No estágio seguinte da ruptura passaram a vivenciar o impacto decorrente de
todas as conseqüências diretas geradas pela situação. Aqui, foi nítida a perda
de controle e de autonomia sobre seu viver, pois as decisões foram tomadas
quase que exclusivamente pelo médico e por seus familiares. Acompanhou essa
fase, a profunda sensação de perdas que, na instantaneidade da situação, não
foram visualizadas como possíveis de serem ressignificadas adiante. Nesses
momentos, suas identidades sofreram importantes transformações, sendo a
identidade situacional de doente(9) a que se sobressaiu, seja na esfera pessoal
ou social.
O terceiro estágio a busca do autocontrole foi um período de transição entre o
intenso sofrimento gerado pela situação e o vislumbre da possibilidade de
voltar a fazer o que faziam antes. Estava clara a necessidade de manter,
minimamente, seus papéis e atividades anteriores, criando e buscando, em seus
repertórios, estratégias para enfrentarem o conflito.
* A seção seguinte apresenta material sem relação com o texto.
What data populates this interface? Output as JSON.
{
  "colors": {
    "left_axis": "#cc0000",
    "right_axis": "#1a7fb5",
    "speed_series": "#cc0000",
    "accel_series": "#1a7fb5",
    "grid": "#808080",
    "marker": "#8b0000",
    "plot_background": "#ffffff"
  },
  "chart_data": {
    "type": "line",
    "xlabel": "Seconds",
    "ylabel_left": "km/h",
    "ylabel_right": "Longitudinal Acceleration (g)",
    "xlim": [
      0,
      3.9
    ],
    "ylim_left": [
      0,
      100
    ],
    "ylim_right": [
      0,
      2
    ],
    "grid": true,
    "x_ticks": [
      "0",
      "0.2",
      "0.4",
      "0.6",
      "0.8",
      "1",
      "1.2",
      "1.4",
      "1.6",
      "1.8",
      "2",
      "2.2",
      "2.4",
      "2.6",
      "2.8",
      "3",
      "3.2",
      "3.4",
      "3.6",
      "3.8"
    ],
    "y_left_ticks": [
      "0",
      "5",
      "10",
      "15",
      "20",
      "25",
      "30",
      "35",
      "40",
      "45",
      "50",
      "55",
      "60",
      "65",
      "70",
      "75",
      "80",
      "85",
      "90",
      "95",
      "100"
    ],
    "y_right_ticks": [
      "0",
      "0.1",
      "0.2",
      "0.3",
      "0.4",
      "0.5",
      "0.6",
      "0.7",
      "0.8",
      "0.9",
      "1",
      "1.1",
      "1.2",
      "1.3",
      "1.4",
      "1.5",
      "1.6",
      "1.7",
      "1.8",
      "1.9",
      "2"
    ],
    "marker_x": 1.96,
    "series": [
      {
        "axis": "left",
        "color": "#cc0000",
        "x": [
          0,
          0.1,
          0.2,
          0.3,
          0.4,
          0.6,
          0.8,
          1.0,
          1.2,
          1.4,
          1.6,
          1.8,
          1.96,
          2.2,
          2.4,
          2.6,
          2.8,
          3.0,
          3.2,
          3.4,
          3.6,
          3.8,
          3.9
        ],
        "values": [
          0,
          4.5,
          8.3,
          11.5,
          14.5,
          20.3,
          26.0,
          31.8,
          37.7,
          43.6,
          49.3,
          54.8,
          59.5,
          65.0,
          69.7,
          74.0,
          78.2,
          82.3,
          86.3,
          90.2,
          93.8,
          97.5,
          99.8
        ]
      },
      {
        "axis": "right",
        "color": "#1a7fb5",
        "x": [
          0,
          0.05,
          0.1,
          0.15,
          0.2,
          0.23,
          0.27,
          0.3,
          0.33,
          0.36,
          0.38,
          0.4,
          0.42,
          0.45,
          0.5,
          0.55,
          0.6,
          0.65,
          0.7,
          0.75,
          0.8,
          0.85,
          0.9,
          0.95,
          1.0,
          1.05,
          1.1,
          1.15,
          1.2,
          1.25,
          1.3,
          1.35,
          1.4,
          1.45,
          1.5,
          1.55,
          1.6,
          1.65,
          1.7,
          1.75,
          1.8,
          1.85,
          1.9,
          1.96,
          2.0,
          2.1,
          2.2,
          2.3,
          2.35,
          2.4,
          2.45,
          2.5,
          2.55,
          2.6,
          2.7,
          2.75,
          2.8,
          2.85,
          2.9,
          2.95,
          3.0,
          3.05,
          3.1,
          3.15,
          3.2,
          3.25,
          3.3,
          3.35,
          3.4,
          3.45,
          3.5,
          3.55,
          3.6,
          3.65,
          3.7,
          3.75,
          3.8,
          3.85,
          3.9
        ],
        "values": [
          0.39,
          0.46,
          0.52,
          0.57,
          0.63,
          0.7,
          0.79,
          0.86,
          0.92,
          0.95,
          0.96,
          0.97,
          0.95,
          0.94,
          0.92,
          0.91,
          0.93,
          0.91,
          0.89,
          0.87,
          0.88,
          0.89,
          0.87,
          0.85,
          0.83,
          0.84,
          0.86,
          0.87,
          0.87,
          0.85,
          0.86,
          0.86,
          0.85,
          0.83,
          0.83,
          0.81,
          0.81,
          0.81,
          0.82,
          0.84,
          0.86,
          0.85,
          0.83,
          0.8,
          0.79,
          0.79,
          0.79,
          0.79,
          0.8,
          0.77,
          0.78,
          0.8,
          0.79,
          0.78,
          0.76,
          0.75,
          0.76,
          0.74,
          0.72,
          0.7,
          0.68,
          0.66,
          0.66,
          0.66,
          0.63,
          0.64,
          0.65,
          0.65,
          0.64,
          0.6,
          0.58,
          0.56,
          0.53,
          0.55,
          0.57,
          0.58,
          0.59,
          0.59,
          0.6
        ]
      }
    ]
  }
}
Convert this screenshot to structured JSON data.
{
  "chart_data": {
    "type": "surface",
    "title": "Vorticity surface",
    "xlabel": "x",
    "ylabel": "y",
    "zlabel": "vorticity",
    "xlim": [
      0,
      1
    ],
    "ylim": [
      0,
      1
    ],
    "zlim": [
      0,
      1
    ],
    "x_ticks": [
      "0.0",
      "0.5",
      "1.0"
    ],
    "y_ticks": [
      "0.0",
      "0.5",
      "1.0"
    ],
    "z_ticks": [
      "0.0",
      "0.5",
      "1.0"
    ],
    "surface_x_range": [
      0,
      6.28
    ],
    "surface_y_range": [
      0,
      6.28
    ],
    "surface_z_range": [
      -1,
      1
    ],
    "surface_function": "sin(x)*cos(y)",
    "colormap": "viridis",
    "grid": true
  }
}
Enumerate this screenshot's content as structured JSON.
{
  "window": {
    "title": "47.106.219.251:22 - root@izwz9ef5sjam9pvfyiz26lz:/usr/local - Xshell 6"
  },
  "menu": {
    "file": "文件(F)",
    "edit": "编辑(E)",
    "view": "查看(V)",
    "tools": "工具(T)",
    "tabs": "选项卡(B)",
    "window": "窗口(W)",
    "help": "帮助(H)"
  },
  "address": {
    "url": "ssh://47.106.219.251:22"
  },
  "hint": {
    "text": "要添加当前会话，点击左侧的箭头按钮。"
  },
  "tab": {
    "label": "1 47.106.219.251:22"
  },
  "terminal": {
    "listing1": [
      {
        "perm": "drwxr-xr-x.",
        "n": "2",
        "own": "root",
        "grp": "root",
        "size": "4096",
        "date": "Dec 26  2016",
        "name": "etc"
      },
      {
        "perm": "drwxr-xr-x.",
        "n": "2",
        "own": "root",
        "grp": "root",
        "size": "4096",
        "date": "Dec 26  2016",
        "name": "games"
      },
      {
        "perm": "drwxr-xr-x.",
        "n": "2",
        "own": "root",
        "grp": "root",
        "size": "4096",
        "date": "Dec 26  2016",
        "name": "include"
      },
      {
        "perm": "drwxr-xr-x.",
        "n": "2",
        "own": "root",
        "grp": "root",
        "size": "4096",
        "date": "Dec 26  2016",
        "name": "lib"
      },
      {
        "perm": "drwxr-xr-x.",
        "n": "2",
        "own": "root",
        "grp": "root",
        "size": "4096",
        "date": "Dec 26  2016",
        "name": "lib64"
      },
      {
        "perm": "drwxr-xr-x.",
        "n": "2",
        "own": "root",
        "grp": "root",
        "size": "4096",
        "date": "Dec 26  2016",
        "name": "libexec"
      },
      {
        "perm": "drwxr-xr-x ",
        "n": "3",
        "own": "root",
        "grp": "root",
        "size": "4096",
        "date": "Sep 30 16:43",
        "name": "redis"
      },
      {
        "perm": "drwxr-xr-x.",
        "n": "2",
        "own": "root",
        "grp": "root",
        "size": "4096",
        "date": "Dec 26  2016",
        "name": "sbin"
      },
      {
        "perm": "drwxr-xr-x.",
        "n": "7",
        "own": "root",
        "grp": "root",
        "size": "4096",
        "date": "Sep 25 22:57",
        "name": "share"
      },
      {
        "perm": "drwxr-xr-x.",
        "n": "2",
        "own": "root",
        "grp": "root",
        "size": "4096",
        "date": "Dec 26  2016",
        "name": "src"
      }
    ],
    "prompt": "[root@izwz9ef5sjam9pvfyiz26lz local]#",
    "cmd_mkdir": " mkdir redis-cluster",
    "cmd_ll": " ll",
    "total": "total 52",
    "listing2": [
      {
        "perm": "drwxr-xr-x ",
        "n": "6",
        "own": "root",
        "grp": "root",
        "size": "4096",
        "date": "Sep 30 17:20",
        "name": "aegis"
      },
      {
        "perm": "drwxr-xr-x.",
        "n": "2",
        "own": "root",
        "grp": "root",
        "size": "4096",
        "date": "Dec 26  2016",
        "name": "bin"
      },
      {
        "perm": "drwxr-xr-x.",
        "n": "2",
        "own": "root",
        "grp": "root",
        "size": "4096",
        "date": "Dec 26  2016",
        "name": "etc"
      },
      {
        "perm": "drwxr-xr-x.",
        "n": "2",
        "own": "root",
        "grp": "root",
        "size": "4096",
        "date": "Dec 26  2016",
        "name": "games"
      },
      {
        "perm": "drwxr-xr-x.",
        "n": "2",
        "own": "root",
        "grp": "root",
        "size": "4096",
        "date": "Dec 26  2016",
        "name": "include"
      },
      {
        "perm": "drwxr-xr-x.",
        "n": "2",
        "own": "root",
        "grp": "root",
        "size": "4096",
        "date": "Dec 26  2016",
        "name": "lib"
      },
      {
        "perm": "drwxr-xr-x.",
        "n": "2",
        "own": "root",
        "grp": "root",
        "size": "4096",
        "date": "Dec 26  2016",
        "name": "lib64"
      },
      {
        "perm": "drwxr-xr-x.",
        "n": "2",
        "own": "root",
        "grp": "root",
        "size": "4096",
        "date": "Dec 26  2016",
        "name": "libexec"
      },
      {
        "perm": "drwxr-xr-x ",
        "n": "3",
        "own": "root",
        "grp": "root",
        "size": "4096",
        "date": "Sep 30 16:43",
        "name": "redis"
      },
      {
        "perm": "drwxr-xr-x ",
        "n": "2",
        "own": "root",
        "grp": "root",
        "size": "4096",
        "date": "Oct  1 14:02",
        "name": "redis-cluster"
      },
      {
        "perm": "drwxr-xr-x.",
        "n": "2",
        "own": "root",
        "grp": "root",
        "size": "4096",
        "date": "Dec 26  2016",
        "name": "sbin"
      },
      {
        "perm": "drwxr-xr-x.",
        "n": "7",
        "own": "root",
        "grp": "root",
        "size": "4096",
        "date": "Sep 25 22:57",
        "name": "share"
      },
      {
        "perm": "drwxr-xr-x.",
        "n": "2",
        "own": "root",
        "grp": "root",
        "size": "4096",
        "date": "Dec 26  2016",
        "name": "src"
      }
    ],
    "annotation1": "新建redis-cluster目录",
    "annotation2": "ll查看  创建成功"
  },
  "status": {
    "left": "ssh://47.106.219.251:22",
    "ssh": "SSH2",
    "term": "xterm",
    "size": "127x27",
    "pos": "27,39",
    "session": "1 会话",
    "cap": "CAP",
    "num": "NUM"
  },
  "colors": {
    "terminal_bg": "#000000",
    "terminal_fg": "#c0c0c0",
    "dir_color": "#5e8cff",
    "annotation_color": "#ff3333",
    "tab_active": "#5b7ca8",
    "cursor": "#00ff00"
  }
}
À medida que foram se
restabelecendo, física e emocionalmente, foram compreendendo e dando
significado aos acontecimentos, iniciando, assim, o processo de recuperação do
autocontrole e da autonomia, considerado fundamental nesta fase. Um senso de
normalidade e continuidade começava aflorar sobre as pessoas e suas famílias.
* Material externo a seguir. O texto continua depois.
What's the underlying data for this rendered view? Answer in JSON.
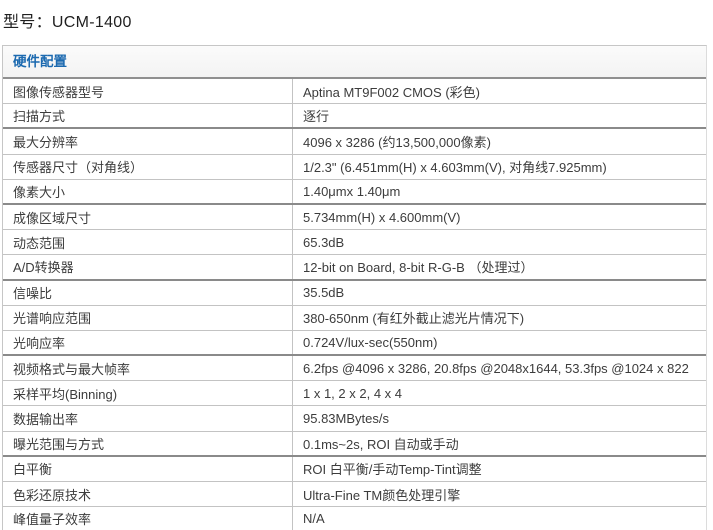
{
  "title": "型号：UCM-1400",
  "colors": {
    "section_header_text": "#1c6ab0",
    "section_header_bg": "#f5f5f5",
    "border_light": "#c3c3c3",
    "border_dark": "#8a8a8a",
    "cell_text": "#3c3c3c"
  },
  "table": {
    "section_header": "硬件配置",
    "rows": [
      {
        "label": "图像传感器型号",
        "value": "Aptina MT9F002 CMOS (彩色)",
        "group_end": false
      },
      {
        "label": "扫描方式",
        "value": "逐行",
        "group_end": true
      },
      {
        "label": "最大分辨率",
        "value": "4096 x 3286 (约13,500,000像素)",
        "group_end": false
      },
      {
        "label": "传感器尺寸（对角线）",
        "value": "1/2.3\" (6.451mm(H) x 4.603mm(V), 对角线7.925mm)",
        "group_end": false
      },
      {
        "label": "像素大小",
        "value": "1.40μmx 1.40μm",
        "group_end": true
      },
      {
        "label": "成像区域尺寸",
        "value": "5.734mm(H) x 4.600mm(V)",
        "group_end": false
      },
      {
        "label": "动态范围",
        "value": "65.3dB",
        "group_end": false
      },
      {
        "label": "A/D转换器",
        "value": "12-bit on Board, 8-bit R-G-B （处理过）",
        "group_end": true
      },
      {
        "label": "信噪比",
        "value": "35.5dB",
        "group_end": false
      },
      {
        "label": "光谱响应范围",
        "value": "380-650nm (有红外截止滤光片情况下)",
        "group_end": false
      },
      {
        "label": "光响应率",
        "value": "0.724V/lux-sec(550nm)",
        "group_end": true
      },
      {
        "label": "视频格式与最大帧率",
        "value": "6.2fps @4096 x 3286, 20.8fps @2048x1644, 53.3fps @1024 x 822",
        "group_end": false
      },
      {
        "label": "采样平均(Binning)",
        "value": "1 x 1, 2 x 2, 4 x 4",
        "group_end": false
      },
      {
        "label": "数据输出率",
        "value": "95.83MBytes/s",
        "group_end": false
      },
      {
        "label": "曝光范围与方式",
        "value": "0.1ms~2s, ROI 自动或手动",
        "group_end": true
      },
      {
        "label": "白平衡",
        "value": "ROI 白平衡/手动Temp-Tint调整",
        "group_end": false
      },
      {
        "label": "色彩还原技术",
        "value": "Ultra-Fine TM颜色处理引擎",
        "group_end": false
      },
      {
        "label": "峰值量子效率",
        "value": "N/A",
        "group_end": true
      }
    ]
  }
}
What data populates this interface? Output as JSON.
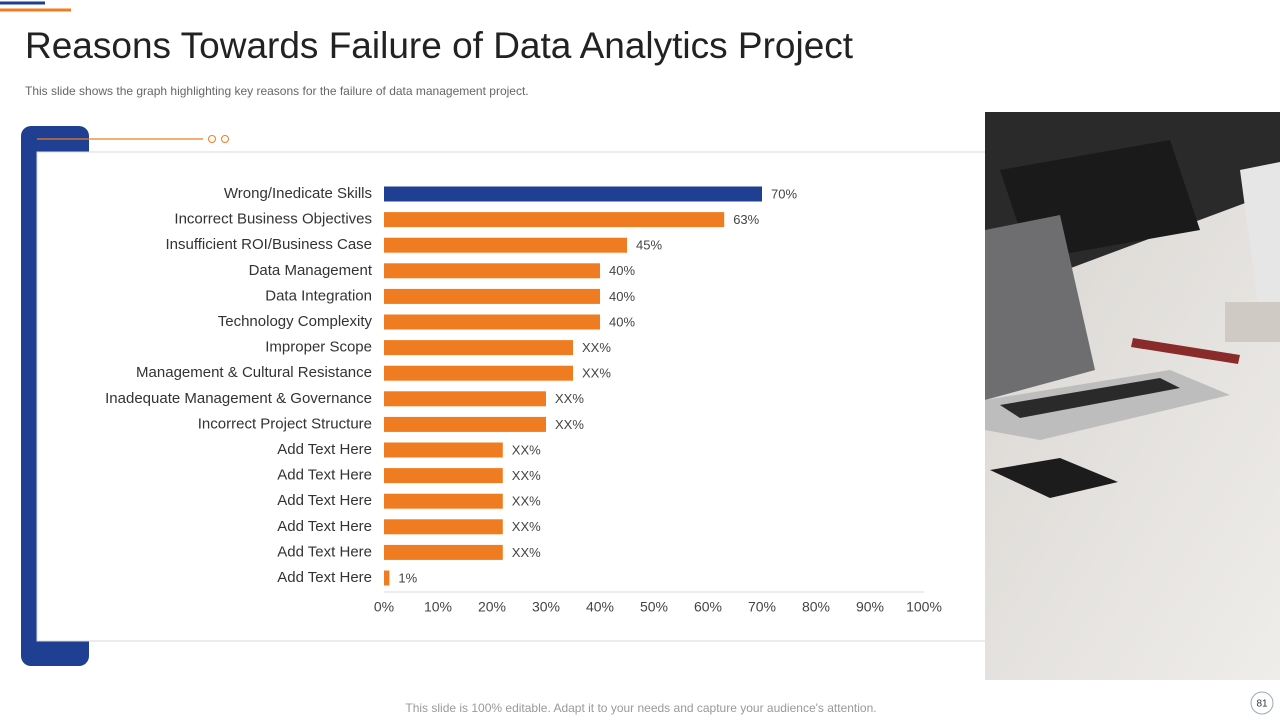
{
  "chart_data": {
    "type": "bar",
    "orientation": "horizontal",
    "title": "Reasons Towards Failure of Data Analytics Project",
    "subtitle": "This slide shows the graph highlighting key reasons for the failure of data management project.",
    "footer": "This slide is 100% editable. Adapt it to your needs and capture your audience's attention.",
    "page_number": "81",
    "categories": [
      "Wrong/Inedicate Skills",
      "Incorrect Business Objectives",
      "Insufficient ROI/Business Case",
      "Data Management",
      "Data Integration",
      "Technology Complexity",
      "Improper Scope",
      "Management & Cultural Resistance",
      "Inadequate Management & Governance",
      "Incorrect Project Structure",
      "Add Text Here",
      "Add Text Here",
      "Add Text Here",
      "Add Text Here",
      "Add Text Here",
      "Add Text Here"
    ],
    "values": [
      70,
      63,
      45,
      40,
      40,
      40,
      35,
      35,
      30,
      30,
      22,
      22,
      22,
      22,
      22,
      1
    ],
    "value_labels": [
      "70%",
      "63%",
      "45%",
      "40%",
      "40%",
      "40%",
      "XX%",
      "XX%",
      "XX%",
      "XX%",
      "XX%",
      "XX%",
      "XX%",
      "XX%",
      "XX%",
      "1%"
    ],
    "colors": [
      "#1f3f93",
      "#f07c22",
      "#f07c22",
      "#f07c22",
      "#f07c22",
      "#f07c22",
      "#f07c22",
      "#f07c22",
      "#f07c22",
      "#f07c22",
      "#f07c22",
      "#f07c22",
      "#f07c22",
      "#f07c22",
      "#f07c22",
      "#f07c22"
    ],
    "xlim": [
      0,
      100
    ],
    "xticks": [
      {
        "value": 0,
        "label": "0%"
      },
      {
        "value": 10,
        "label": "10%"
      },
      {
        "value": 20,
        "label": "20%"
      },
      {
        "value": 30,
        "label": "30%"
      },
      {
        "value": 40,
        "label": "40%"
      },
      {
        "value": 50,
        "label": "50%"
      },
      {
        "value": 60,
        "label": "60%"
      },
      {
        "value": 70,
        "label": "70%"
      },
      {
        "value": 80,
        "label": "80%"
      },
      {
        "value": 90,
        "label": "90%"
      },
      {
        "value": 100,
        "label": "100%"
      }
    ],
    "grid": false
  }
}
Entretanto, entreviam seus limites e, baseados nisso, projetavam suas metas e
seu futuro.
No último estágio reaquisição do bem-estar a magnitude do evento perdeu sua
intensidade, embora, internamente, sempre tiveram medo de que a doença poderia
voltar. A vivência do conflito que gerou as transformações na identidade foram
sendo substituídas pelo esforço contínuo de se manterem como eram antes, mesmo
com limites ou mudanças. Isto era fundamental na configuração de suas
identidades. Com a estabilização da situação, com as transformações
ressignificadas, com o senso de normalidade restabelecido, as pessoas e seus
familiares prosseguiam com suas vidas.
Ressalta-se que, durante o processo, as pessoas circulavam mais de uma vez por
esses estágios, pois sempre surgiam novos fatos que conduziam os doentes a um
estágio ou outro. Mas, ao final de um ano, todos afirmaram que "a vida estava
boa, não como era antes, mas quase". Dessa forma, não houve uma ruptura na
identidade, no sentido de mudança total, houve inúmeras forças externas
querendo romper, houve toda uma pressão querendo dividi-los, vivenciaram
momentos de grandes contradições, mas existiam forças contrárias, esforços
contínuos voltados para não alterar, para não mudar e sim, para preservar e
manter a mesma identidade.
Diante da complexa realidade que envolve essas pessoas é importante para os
enfermeiros e demais componentes da equipe de saúde, que se envolvem com o
atendimento dessas pessoas, ampliar sua visão a respeito dos sentimentos que
afloram frente à doença, de suas seqüelas e do processo de reconstrução de si
próprio e de sua vida. É importantíssimo o desenvolvimento de uma assistência
personalizada, que considere o sistema de crenças, a base do conhecimento, a
habilidade para aprender a manipular o estoma e o dispositivo coletor, a
capacidade de lutar contra a doença e, dessa forma, contribuir para a
ressignificação da identidade e melhoria na qualidade de vida do indivíduo, e
não apenas no prolongamento da sua sobrevida.